With respect to the health-economic evaluation, direct and indirect costs of the treatments in both study arms are calculated. Administrative and market prices are used to valuate health service use. Productivity losses are valuated according to the human capital approach. In terms of an effect measure, quality adjusted life years (QALYs) are calculated from the EQ-5D [73]. A cost-effectiveness analysis is performed from a societal perspective, by calculating incremental costs per QALY. Non-parametric bootstrapping is used to estimate the uncertainty of the incremental cost-effectiveness ratio (ICER). Additionally, a net-monetary benefit regression analysis is performed.

Patient safety and monitoring of adverse events

The study is planned and conducted in consideration of Good Clinical Practice guidelines (ICH Topic E6, 2002) as well as in accordance with the medical professional codex and the Helsinki Declaration as updated in 2013. Serious risks for patients are not expected as GPs provide continuous medical care to all patients and the interventions under investigation are non-invasive. However, adverse events in terms of unexpected medical problems are monitored and discussed with the studies’ scientific advisory board.
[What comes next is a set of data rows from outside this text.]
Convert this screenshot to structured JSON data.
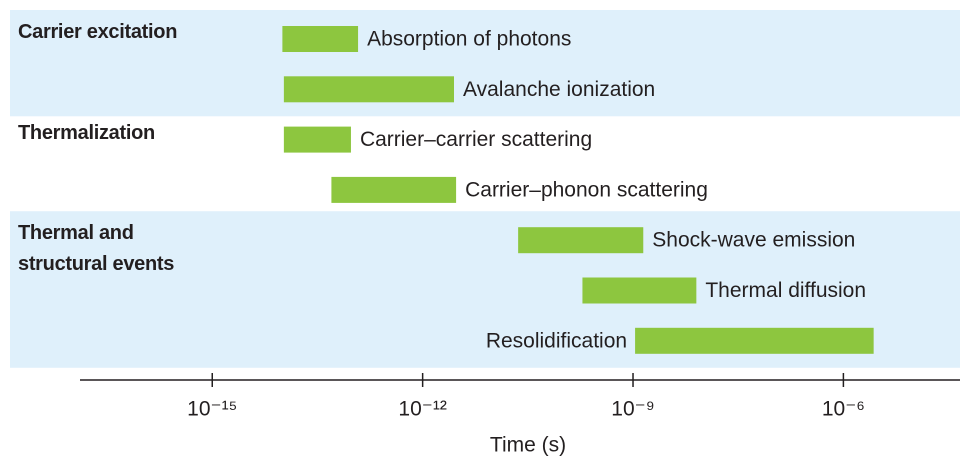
{
  "chart_data": {
    "type": "timeline",
    "x_label": "Time (s)",
    "xscale": "log",
    "xlim": [
      1.3e-17,
      4.6e-05
    ],
    "xticks": [
      {
        "value": 1e-15,
        "label": "10⁻¹⁵"
      },
      {
        "value": 1e-12,
        "label": "10⁻¹²"
      },
      {
        "value": 1e-09,
        "label": "10⁻⁹"
      },
      {
        "value": 1e-06,
        "label": "10⁻⁶"
      }
    ],
    "color": "#8dc63f",
    "band_color": "#dff0fb",
    "groups": [
      {
        "label": "Carrier excitation",
        "shaded": true,
        "bars": [
          {
            "label": "Absorption of photons",
            "start": 1e-14,
            "end": 1.2e-13
          },
          {
            "label": "Avalanche ionization",
            "start": 1.05e-14,
            "end": 2.8e-12
          }
        ]
      },
      {
        "label": "Thermalization",
        "shaded": false,
        "bars": [
          {
            "label": "Carrier–carrier scattering",
            "start": 1.05e-14,
            "end": 9.5e-14
          },
          {
            "label": "Carrier–phonon scattering",
            "start": 5e-14,
            "end": 3e-12
          }
        ]
      },
      {
        "label": "Thermal and structural events",
        "shaded": true,
        "bars": [
          {
            "label": "Shock-wave emission",
            "start": 2.3e-11,
            "end": 1.4e-09
          },
          {
            "label": "Thermal diffusion",
            "start": 1.9e-10,
            "end": 8e-09
          },
          {
            "label": "Resolidification",
            "start": 1.07e-09,
            "end": 2.7e-06,
            "label_position": "left"
          }
        ]
      }
    ]
  }
}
The occurrence of any serious adverse events must be reported by the GPs immediately, and decisions about continuation of the study protocol in these individual cases are made. Any decisions concerning the continuation of the whole study are to be made by the principal investigator.

Research ethics approval

The enrolment of patients did not start unless there was a written and unrestricted positive vote of the local ethics committee. The ethics committee of the Friedrich-Schiller-University at the Medical Faculty (Jena, Germany) approved the study protocol on 17 August 2012 (Approval number 3484-06/12). Protocol modifications are communicated to the ethics committee by amendment.

Informed consent

Eligible patients are fully informed about the study by their GP and a written patient information sheet is handed out to them prior to their participation. This ensures that patients’ decision about participation is based on knowledge about: anxiety diagnoses and evidence-based therapeutic options; purpose, content, and conduct of the study; potential benefits and risks for their health; data management procedures; and voluntariness of participation. In case of acceptance, patients have to sign an informed consent sheet to be included.a Participants may cancel their participation at any time, without disclosing reasons for their cancellation and without any negative consequences regarding their future medical care.

Confidentiality of data

All personal information obtained about patients and general practices during the recruitment process (for example, names, addresses, contact details) are held in accordance to the German Federal Data Security Law (BDSG) and medical confidentiality rules. To secure confidentiality, these data are stored in a password-protected server of Jena University Hospital. Paper-based personal information is stored in a locked filing cabinet located at the research office. Access to any personal data is strictly restricted to the project team. Personal information is never passed to any third parties.

Research numbers are assigned to general practices and patients at the time of inclusion. Any clinical data (as obtained by CRFs or other report forms) are encrypted by these research numbers. Clinical data are held strictly apart from personal data and stored on a central server of Jena University Hospital. Encrypted clinical data may be passed to project partners for analysis purposes. In case of individual study cancellations, personal and clinical data are extinguished except that patients explicitly affirm further use.

Trial status

The trial is ongoing as the project team is still recruiting general practices and patients.

Endnote

aPatient information sheet and informed consent form can be obtained from the authors upon request.